À coups de tweets en lettres majuscules, Donald Trump a encore fait savoir ce mardi qu'il ne lâcherait pas l'affaire. Sur le réseau social qu'il apprécie tant, le locataire de la Maison-Blanche continue d'affirmer qu'il va rester président des États-Unis.

"Nous faisons de grands progrès. Les résultats commenceront à arriver la semaine prochaine", a-t-il d'abord publié sur Twitter ce mardi, avant de se fendre d'un "Nous allons gagner!" (toujours en majuscules).



Donald Trump, qui nie donc toujours de la sorte le résultat de l'élection présidentielle, essaie de prouver que plusieurs fraudes ont entaché le comptage des votes. Alors que le dépouillement des voix n'est pas encore totalement terminé, le ministre américain de la Justice Bill Barr a donné son accord pour l'ouverture d'enquêtes sur d'éventuelles irrégularités dans la présidentielle, ce qui conforte Donald Trump dans son combat.

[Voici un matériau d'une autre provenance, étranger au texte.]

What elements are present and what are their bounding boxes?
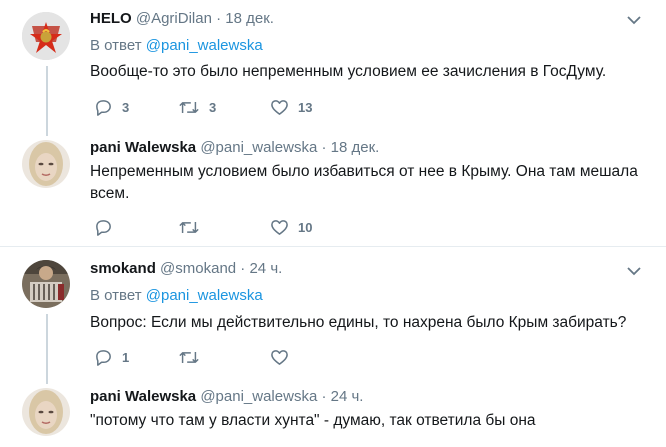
retweet-button[interactable]: 3	[178, 96, 216, 118]
reply-button[interactable]: 3	[94, 96, 129, 118]
timestamp[interactable]: 24 ч.	[249, 260, 282, 277]
thread-line	[46, 66, 48, 136]
user-handle[interactable]: @AgriDilan	[136, 10, 212, 27]
display-name[interactable]: pani Walewska	[90, 139, 196, 156]
timestamp[interactable]: 18 дек.	[225, 10, 274, 27]
like-button[interactable]	[270, 346, 298, 368]
reply-count: 1	[122, 349, 130, 365]
reply-context: В ответ @pani_walewska	[90, 287, 263, 304]
like-icon	[271, 99, 288, 115]
reply-button[interactable]	[94, 216, 122, 238]
separator-dot: ·	[240, 260, 246, 277]
separator-dot: ·	[216, 10, 222, 27]
user-handle[interactable]: @smokand	[160, 260, 236, 277]
tweet-header: pani Walewska @pani_walewska · 18 дек.	[90, 139, 379, 156]
like-icon	[271, 219, 288, 235]
retweet-icon	[179, 351, 199, 363]
tweet-text: Непременным условием было избавиться от …	[90, 161, 640, 205]
display-name[interactable]: pani Walewska	[90, 388, 196, 405]
reply-button[interactable]: 1	[94, 346, 129, 368]
retweet-button[interactable]	[178, 346, 209, 368]
tweet-header: HELO @AgriDilan · 18 дек.	[90, 10, 274, 27]
tweet-text: Вообще-то это было непременным условием …	[90, 63, 607, 80]
reply-icon	[96, 219, 111, 236]
separator-dot: ·	[321, 139, 327, 156]
accordion-player-avatar-icon	[22, 260, 70, 308]
timestamp[interactable]: 24 ч.	[331, 388, 364, 405]
tweet-header: pani Walewska @pani_walewska · 24 ч.	[90, 388, 363, 405]
woman-avatar-icon	[22, 388, 70, 436]
reply-context: В ответ @pani_walewska	[90, 37, 263, 54]
woman-avatar-icon	[22, 140, 70, 188]
like-count: 10	[298, 219, 313, 235]
display-name[interactable]: smokand	[90, 260, 156, 277]
reply-icon	[96, 99, 111, 116]
like-button[interactable]: 13	[270, 96, 312, 118]
tweet-header: smokand @smokand · 24 ч.	[90, 260, 282, 277]
like-icon	[271, 349, 288, 365]
retweet-icon	[179, 221, 199, 233]
timestamp[interactable]: 18 дек.	[331, 139, 380, 156]
reply-prefix: В ответ	[90, 37, 142, 54]
avatar-pani-walewska[interactable]	[22, 140, 70, 188]
avatar-helo[interactable]	[22, 12, 70, 60]
tweet-text: Вопрос: Если мы действительно едины, то …	[90, 314, 627, 331]
avatar-smokand[interactable]	[22, 260, 70, 308]
like-count: 13	[298, 99, 313, 115]
user-handle[interactable]: @pani_walewska	[200, 388, 317, 405]
tweet-text-line: всем.	[90, 185, 130, 202]
reply-handle-link[interactable]: @pani_walewska	[146, 37, 263, 54]
avatar-pani-walewska[interactable]	[22, 388, 70, 436]
reply-count: 3	[122, 99, 130, 115]
like-button[interactable]: 10	[270, 216, 312, 238]
display-name[interactable]: HELO	[90, 10, 132, 27]
tweet-text-line: Непременным условием было избавиться от …	[90, 163, 638, 180]
user-handle[interactable]: @pani_walewska	[200, 139, 317, 156]
separator-dot: ·	[321, 388, 327, 405]
pioneer-badge-icon	[22, 12, 70, 60]
retweet-count: 3	[209, 99, 217, 115]
chevron-down-icon[interactable]	[626, 12, 642, 28]
reply-handle-link[interactable]: @pani_walewska	[146, 287, 263, 304]
thread-line	[46, 314, 48, 384]
retweet-icon	[179, 101, 199, 113]
chevron-down-icon[interactable]	[626, 263, 642, 279]
reply-icon	[96, 349, 111, 366]
retweet-button[interactable]	[178, 216, 209, 238]
tweet-divider	[0, 246, 666, 247]
reply-prefix: В ответ	[90, 287, 142, 304]
tweet-text: "потому что там у власти хунта" - думаю,…	[90, 412, 536, 429]
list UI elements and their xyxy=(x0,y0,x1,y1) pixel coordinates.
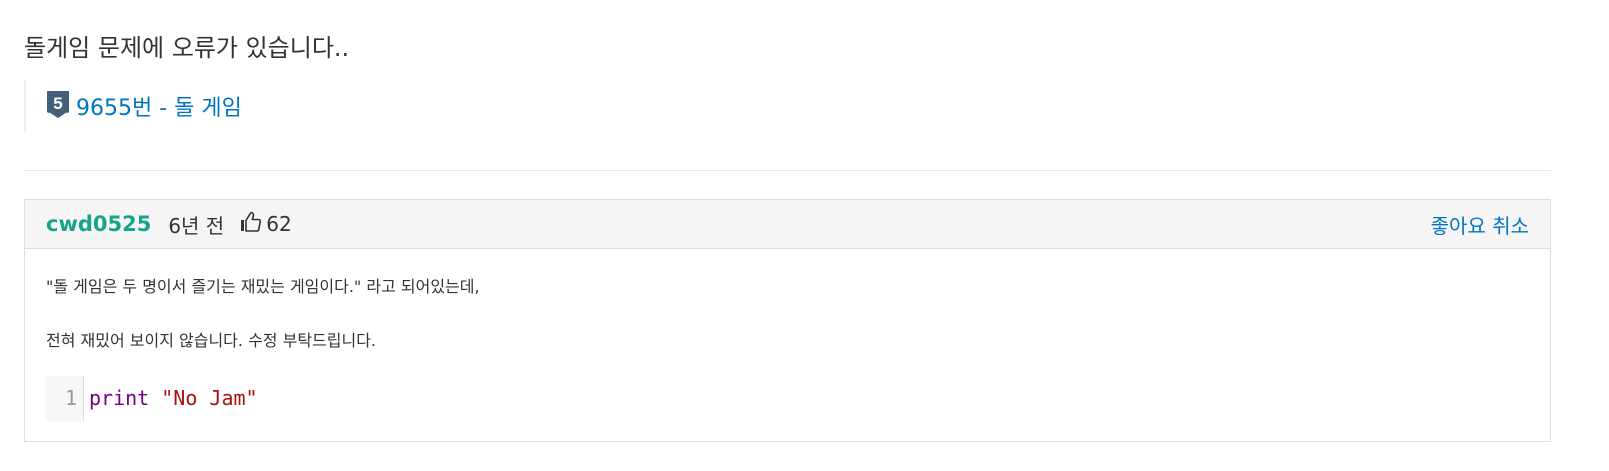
tier-number: 5 xyxy=(53,94,62,113)
timestamp: 6년 전 xyxy=(168,213,225,238)
thumbs-up-icon xyxy=(241,211,262,232)
problem-link[interactable]: 9655번 - 돌 게임 xyxy=(76,90,242,122)
code-keyword: print xyxy=(89,386,150,410)
author-link[interactable]: cwd0525 xyxy=(46,212,151,236)
page-title: 돌게임 문제에 오류가 있습니다.. xyxy=(24,34,350,62)
unlike-button[interactable]: 좋아요 취소 xyxy=(1431,210,1529,239)
comment-body: "돌 게임은 두 명이서 즐기는 재밌는 게임이다." 라고 되어있는데, 전혀… xyxy=(25,249,1550,421)
page: 돌게임 문제에 오류가 있습니다.. 5 9655번 - 돌 게임 cwd052… xyxy=(0,0,1609,471)
line-number: 1 xyxy=(46,376,84,421)
problem-reference: 5 9655번 - 돌 게임 xyxy=(24,80,242,132)
comment-header: cwd0525 6년 전 62 좋아요 취소 xyxy=(25,200,1550,249)
comment-paragraph: 전혀 재밌어 보이지 않습니다. 수정 부탁드립니다. xyxy=(46,331,377,350)
code-line: print "No Jam" xyxy=(84,376,258,421)
comment-paragraph: "돌 게임은 두 명이서 즐기는 재밌는 게임이다." 라고 되어있는데, xyxy=(46,277,480,296)
like-counter: 62 xyxy=(240,211,292,236)
like-count: 62 xyxy=(266,212,292,236)
code-block: 1 print "No Jam" xyxy=(46,376,1529,421)
comment-card: cwd0525 6년 전 62 좋아요 취소 "돌 게임은 두 명이서 즐기는 … xyxy=(24,199,1551,442)
divider xyxy=(24,170,1551,171)
code-string: "No Jam" xyxy=(161,386,258,410)
tier-badge-icon: 5 xyxy=(47,91,69,120)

"Abus de comptage des votes!", a donc encore tweeté le président américain il y a peu de temps, juste après avoir fait un parallèle avec le vaccin contre le coronavirus du groupe pharmaceutique Pfizer, efficace à 90% contre le virus, et dont Trump avait "prédit" l'arrivée: "Surveillez les abus massifs de comptage des bulletins de votes, et tout comme pour le premier vaccin, souvenez-vous que je vous l'avais dit". De son côté, Twitter s'est détaché de ces deux derniers tweets, alertant les internautes d'un "Cette accusation de fraude électorale est contestée" sous les affirmations de Donald Trump.



Relativement isolé au sein de son parti, le locataire de la Maison-Blanche s'était déjà contenté de tweeter lundi pour annoncer sans ménagement le limogeage de son ministre de la Défense Mark Esper ou s'interroger sur le timing de l'annonce par le laboratoire Pfizer, après la présidentielle, d'un vaccin candidat efficace contre le Covid-19.

Covid-19, Obamacare, ...: Joe Biden se met au travail

En refusant de reconnaître sa défaite, un geste extrêmement difficile à faire pour cet ancien homme d'affaires qui abhorre les "perdants", le président sortant complique la tâche de celui qui sera amené en janvier à prendre sa place à la Maison Blanche.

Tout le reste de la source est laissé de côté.